Feedback provided in the Action Research Fellows program led to us narrowing our focus from the ten global competencies to a subset of three: Curiosity, Open-mindedness, and Adaptability. We chose these three competencies because students were introduced to these global competencies through their advisor or blue time curriculum and we felt each of these could easily be applied to any global experiential program. From here, we developed our research question "Do our student global experiential programs effectively support the development of the Global Competencies of curiosity, open-mindedness and adaptability?". 

Our research question: "Do our student global experiential programs effectively support the development of the Global Competencies of curiosity, open-mindedness and adaptability?"

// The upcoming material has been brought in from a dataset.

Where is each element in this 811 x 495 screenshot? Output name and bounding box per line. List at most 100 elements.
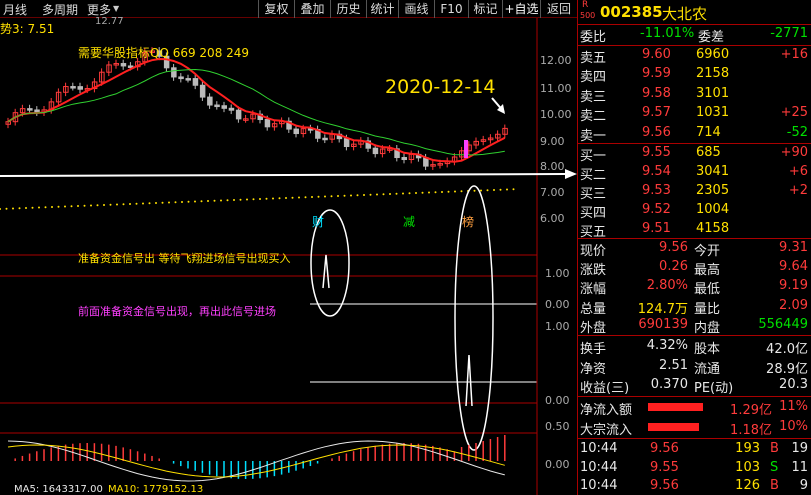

Our methodology included a self-assessment pre-trip, on-trip and post-trip as well as a trip leader assessment of each student during trip and post-trip. The global experiential program groups (all to domestic Canadian locations in the 2021-2022 school year) completed the pre-trip self-assessments during pre-departure meetings where they also took part in a review of each competency through discussion and activities. The on-trip self and leader assessments took place at a time that made sense in their itinerary according to the trip leader teams. The post-trip self and leader assessments took place in post-trip meetings. Assessment forms were handed in and the data was transferred into a spreadsheet where we could review and analyze the responses.

Unfortunately, not all programs were able to complete all sets of the assessments. This meant that we didn't end up with a full set of the information to review and analyze across all programs that took place last year. However, we were still able to glean some valuable information from the data we collected.

After implementing the initial assessments, we developed new ideas to better streamline the process for ourselves, participating students and leaders.

Almost immediately after we completed this last year, we had some new ideas to better streamline the process for ourselves as well as for the students and leaders. We have changed the pre and post-trip self-assessments to a Microsoft Form which will hopefully encourage more complete responses (i.e. providing examples) as well as an easier transfer of data for review and analysis. We hope that this will aid in more global experiential programs feeling this is an achievable assessment to complete and won't feel as onerous as the handwritten versions that were used last year. We also added two new questions to post-trip assessment to ask specifically if their global experiential program supported their development of the three global competencies as well as feedback on ways in which this could have been supported better.

We look forward to seeing what we will be able to learn this coming year from these assessments and also wonder if the international destinations of the global experiential programs this year will influence the responses given.